Распознание контуров таблицы

На данной этапе была поставлена задача распознать все горизонтальные и вертикальные линии таблицы, чтобы найти их координаты для четкого разграничения ячеек, и чтобы удалит их для распознания.

Задача этапа: получить изображение без контуров таблицы

Для решения этой задачи мы нашли горизонтальные линии таблицы, затем вертикальные и объединили их.

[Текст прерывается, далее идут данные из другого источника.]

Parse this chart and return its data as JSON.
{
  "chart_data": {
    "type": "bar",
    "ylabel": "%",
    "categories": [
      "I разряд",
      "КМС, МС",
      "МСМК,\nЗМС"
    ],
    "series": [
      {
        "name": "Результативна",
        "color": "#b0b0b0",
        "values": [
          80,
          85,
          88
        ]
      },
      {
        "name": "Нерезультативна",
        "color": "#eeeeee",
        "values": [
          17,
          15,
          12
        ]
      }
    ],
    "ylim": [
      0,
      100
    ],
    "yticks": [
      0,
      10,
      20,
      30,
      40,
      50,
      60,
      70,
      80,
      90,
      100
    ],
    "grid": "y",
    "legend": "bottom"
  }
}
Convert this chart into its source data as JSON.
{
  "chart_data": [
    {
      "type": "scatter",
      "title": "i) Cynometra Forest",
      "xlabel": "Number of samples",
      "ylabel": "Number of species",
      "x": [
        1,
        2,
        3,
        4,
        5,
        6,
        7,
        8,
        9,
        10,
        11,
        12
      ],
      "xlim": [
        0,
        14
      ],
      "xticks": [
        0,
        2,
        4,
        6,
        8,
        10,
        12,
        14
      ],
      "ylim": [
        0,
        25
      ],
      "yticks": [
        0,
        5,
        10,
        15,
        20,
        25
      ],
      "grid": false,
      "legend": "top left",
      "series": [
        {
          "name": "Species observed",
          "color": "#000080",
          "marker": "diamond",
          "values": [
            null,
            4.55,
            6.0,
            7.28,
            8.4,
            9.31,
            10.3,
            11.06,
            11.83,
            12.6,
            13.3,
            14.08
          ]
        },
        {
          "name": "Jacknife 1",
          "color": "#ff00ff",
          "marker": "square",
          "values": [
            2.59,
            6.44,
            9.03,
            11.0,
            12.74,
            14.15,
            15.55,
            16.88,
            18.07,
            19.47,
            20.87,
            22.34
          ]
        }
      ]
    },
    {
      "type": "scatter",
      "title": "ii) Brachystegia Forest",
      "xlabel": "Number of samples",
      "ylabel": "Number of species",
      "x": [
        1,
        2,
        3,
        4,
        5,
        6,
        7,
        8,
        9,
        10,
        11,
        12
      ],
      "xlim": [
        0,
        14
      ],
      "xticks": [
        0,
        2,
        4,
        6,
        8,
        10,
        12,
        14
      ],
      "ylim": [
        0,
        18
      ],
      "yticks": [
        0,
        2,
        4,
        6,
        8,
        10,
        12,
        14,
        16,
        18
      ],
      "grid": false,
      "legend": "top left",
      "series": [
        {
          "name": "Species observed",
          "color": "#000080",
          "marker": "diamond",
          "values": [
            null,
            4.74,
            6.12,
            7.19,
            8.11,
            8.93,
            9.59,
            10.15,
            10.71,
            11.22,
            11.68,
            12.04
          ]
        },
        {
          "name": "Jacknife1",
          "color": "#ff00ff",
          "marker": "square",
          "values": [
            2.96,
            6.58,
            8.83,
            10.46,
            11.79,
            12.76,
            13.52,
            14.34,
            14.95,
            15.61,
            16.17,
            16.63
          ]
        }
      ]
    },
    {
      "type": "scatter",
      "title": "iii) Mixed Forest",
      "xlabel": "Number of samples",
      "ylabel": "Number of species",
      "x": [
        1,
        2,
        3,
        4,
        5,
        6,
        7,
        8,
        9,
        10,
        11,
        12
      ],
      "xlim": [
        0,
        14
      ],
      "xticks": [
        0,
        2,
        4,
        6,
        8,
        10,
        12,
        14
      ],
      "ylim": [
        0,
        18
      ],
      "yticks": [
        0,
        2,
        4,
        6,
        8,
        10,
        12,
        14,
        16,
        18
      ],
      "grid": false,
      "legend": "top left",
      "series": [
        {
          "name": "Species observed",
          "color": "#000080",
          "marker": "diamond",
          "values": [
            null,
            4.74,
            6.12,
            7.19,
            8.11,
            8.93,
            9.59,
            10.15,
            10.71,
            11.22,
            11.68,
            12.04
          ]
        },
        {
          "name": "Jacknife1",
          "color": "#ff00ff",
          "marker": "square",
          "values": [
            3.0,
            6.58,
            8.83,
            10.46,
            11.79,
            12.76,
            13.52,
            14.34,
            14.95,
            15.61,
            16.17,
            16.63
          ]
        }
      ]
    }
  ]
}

hor = np.array([[1,1,1,1,1,1]])
vertical_lines_eroded_image = cv2.erode(perspective_corrected_image, hor, iterations=100)
vertical_lines_eroded_image = cv2.dilate(vertical_lines_eroded_image, hor, iterations=100)
ver = np.array([[1],
            [1],
            [1],
            [1],
            [1],
            [1],
            [1]])
horizontal_lines_eroded_image = cv2.erode(perspective_corrected_image, ver, iterations=100)
horizontal_lines_eroded_image = cv2.dilate(horizontal_lines_eroded_image, ver, iterations=100)
combined_image = cv2.add(vertical_lines_eroded_image, horizontal_lines_eroded_image)
kernel = cv2.getStructuringElement(cv2.MORPH_RECT, (2, 2))
combined_image_dilated = cv2.dilate(combined_image, kernel, iterations=7)

Затем мы в два этапа удалили полученные контуры:

image_without_lines = cv2.subtract(perspective_corrected_image, combined_image_dilated)
kernel = cv2.getStructuringElement(cv2.MORPH_RECT, (2, 2))
image_without_lines_noise_removed = cv2.erode(image_without_lines, kernel, iterations=5)
image_without_lines_noise_removed = cv2.dilate(image_without_lines_noise_removed, kernel, iterations=5)

Распознание текста

Данную задачу мы решили сделать в данной последовательности:

Распознать, где именно находится текст и получить координаты этих мест.
Получить последовательность расположения строк и столбцов.
Вырезать каждый элемент текста отдельно и распознать его.
Собрать таблицу обратно на основе последовательности строк и столбцов.

Для начала мы сильно увеличили все элементы на изображении, что найти те рамки, где находится какой-либо текст.

kernel_to_remove_gaps_between_words = np.array([
                [1,1,1,1,1,1,1,1,1,1],
               [1,1,1,1,1,1,1,1,1,1]
        ])
dilated_image = cv2.dilate(image_without_lines_noise_removed, kernel_to_remove_gaps_between_words, iterations=5)
simple_kernel = np.ones((5,5), np.uint8)
dilated_image = cv2.dilate(image_without_lines_noise_removed, simple_kernel, iterations=5)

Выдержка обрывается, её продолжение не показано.